Henrik Ibsen

Henrik Ibsen (1828 – 1906) is often considered the father of modern drama. Ibsen is held to be the greatest of Norwegian authors and one of the most important playwrights of all time, and after Shakespeare, his works are more frequently performed than any other playwright in the world. His plays were considered scandalous to many of his era, when Victorian values of family life and propriety largely held sway in Europe and any challenge to them was considered immoral and outrageous. Ibsen's work examined the realities that lay behind many facades, possessing a revelatory nature that was disquieting to many contemporaries.
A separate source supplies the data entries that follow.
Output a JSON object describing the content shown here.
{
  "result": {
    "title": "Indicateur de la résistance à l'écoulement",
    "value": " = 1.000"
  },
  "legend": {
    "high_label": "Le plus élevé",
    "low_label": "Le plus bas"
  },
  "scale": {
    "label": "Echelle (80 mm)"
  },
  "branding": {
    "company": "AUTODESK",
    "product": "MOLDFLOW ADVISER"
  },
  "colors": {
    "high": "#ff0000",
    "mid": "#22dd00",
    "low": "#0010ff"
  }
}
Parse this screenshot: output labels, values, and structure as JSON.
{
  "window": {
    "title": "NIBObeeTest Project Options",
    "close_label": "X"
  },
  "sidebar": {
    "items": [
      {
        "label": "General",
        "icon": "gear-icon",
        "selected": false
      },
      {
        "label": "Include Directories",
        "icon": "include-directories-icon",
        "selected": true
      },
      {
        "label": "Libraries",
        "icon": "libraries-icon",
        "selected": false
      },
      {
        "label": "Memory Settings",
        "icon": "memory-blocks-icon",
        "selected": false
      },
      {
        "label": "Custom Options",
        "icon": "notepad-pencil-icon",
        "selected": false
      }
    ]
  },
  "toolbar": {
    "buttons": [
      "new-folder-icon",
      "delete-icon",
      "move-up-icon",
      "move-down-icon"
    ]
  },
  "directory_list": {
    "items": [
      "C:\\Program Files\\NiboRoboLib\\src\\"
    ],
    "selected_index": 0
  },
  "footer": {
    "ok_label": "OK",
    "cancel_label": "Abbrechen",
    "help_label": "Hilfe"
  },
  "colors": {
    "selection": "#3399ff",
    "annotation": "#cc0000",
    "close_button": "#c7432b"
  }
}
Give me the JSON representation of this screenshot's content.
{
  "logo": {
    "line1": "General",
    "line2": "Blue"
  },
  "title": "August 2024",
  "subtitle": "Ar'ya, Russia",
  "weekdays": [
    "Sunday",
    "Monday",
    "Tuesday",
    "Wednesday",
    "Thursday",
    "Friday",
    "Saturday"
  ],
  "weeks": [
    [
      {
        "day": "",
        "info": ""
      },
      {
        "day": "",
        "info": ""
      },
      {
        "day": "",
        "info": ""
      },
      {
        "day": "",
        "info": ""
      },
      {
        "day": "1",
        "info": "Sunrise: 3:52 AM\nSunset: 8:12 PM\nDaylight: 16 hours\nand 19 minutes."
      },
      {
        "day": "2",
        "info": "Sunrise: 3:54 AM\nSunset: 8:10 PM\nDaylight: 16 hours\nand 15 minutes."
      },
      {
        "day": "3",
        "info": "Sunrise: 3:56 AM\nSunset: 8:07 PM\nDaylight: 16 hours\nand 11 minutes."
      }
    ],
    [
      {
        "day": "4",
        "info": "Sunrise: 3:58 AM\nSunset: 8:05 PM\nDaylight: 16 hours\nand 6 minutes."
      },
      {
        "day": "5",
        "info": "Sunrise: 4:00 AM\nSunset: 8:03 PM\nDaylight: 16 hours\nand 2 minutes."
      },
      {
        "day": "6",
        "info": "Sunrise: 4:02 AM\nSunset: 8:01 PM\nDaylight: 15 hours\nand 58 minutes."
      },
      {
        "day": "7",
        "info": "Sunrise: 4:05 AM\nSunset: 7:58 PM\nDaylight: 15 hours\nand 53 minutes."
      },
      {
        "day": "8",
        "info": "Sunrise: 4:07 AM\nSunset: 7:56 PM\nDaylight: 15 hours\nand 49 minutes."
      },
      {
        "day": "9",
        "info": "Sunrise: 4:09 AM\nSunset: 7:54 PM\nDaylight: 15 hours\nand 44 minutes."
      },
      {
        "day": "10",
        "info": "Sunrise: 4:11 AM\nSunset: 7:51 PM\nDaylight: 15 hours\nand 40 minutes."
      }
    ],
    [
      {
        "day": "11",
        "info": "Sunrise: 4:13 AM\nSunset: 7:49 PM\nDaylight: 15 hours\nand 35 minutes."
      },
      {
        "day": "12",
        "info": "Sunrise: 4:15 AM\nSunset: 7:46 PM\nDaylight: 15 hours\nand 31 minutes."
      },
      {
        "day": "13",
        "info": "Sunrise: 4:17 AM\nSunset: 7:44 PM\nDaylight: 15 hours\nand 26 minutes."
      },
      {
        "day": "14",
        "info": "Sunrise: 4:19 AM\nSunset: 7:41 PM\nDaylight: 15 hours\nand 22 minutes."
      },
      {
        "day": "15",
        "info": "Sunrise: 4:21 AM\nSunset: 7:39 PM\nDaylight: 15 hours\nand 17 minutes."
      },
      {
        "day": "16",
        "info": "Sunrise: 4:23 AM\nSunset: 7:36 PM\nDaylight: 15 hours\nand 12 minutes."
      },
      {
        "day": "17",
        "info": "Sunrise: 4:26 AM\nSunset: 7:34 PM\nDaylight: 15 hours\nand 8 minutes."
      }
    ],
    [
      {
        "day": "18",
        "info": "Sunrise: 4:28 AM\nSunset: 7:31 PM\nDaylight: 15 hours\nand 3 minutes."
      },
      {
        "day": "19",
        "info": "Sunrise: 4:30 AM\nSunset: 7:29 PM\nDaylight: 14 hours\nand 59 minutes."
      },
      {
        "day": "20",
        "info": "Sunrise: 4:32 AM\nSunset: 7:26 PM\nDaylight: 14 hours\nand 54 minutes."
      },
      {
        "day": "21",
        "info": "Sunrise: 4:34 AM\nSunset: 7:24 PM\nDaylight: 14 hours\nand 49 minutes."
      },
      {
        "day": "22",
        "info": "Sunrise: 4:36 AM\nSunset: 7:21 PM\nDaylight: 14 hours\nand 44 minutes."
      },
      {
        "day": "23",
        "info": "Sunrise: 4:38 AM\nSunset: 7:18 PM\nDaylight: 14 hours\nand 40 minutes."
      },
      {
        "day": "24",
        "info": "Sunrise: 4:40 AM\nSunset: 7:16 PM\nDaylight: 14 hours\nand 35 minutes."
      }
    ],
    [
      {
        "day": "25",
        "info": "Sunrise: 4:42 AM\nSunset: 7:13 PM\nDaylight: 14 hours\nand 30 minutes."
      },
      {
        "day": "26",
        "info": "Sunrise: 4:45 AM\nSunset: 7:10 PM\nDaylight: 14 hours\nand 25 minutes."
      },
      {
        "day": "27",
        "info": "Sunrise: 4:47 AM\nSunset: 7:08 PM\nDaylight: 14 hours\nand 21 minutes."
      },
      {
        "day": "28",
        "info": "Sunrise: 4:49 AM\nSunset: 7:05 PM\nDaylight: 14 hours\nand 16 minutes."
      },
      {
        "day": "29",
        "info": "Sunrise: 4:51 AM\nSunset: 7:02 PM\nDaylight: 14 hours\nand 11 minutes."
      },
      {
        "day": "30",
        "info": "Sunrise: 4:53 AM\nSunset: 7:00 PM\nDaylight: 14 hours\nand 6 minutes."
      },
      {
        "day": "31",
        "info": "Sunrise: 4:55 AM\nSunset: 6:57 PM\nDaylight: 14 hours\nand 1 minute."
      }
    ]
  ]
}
Ibsen largely founded the modern stage by introducing a critical eye and free inquiry into the conditions of life and issues of morality. His best-known works include A Doll’s House (1879), Ghosts (1881), An Enemy of the People (1882), and Hedda Gabler (1890). Many of Mr. Ibsen’s plays are realistic, issue-driven dramas that focus on social criticism.  A Doll’s House was Mr. Ibsen’s international breakthrough. His later plays shift to psychological and symbolic drama. His final dramatic works include The Master Builder (1892), Little Eyolf (1894), John Gabriel Borkman (1896), and When We Dead Awaken (1899). His “dramatic epilogue,” When We Dead Awaken, was thus and appropriately the last dramatic work that he wrote. In all, Mr. Ibsen wrote 26 dramatic works and some 300 poems.